The raw count data needs to be corrected for various biases before statistical inference. If the dataset is to be used in an R package for differential gene expression such as **DESeq2**, **edgeR** or **Limma**, you must provide the **raw data** directly. This is because, these packages handle the correction and transformation internally. In addition, these packages do not control for gene length. Therefore, for custom analyses and gene-to-gene comparison, the raw data needs to be normalised.

## CPM/TPM

For analysis other than DGE, the data set must be corrected before use. The most basic correction required is sequencing depth. This is achieved using rescaling the counts to counts per 1 million (CPM).

```{r}
download_data("data/counts_filtered.csv")
cf <- read.csv("data/counts_filtered.csv",
               stringsAsFactors = F,
               row.names = 1)

download_data("data/metadata_raw.csv")
if(!exists("mr")) mr <- read.csv("data/metadata_raw.csv",
                                 stringsAsFactors=F,
                                 row.names=1)

all.equal(colnames(cf),rownames(mr))
```

```{r}
cc <- cf / colSums(cf) * 1e6 
log2_cc <- log2( cc + 1 )
boxplot(log2_cc,ylab=expression('Log'[2]~'Read counts'), las=2, main="Log2 CPM")
```

But, CPM data has some drawbacks.

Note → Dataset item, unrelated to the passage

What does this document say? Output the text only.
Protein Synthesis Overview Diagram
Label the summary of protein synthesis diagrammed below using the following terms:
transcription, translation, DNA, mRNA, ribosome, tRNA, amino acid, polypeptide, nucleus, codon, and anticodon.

It is not suitable for within-sample comparisons. The total number of reads per sample varies from sample to sample. This also makes it harder to compare one experiment to another. In addition, gene length is not controlled for in this correction. RPKM/FPKM normalisations correct for gene length, but they are not recommended because they are not comparable between samples.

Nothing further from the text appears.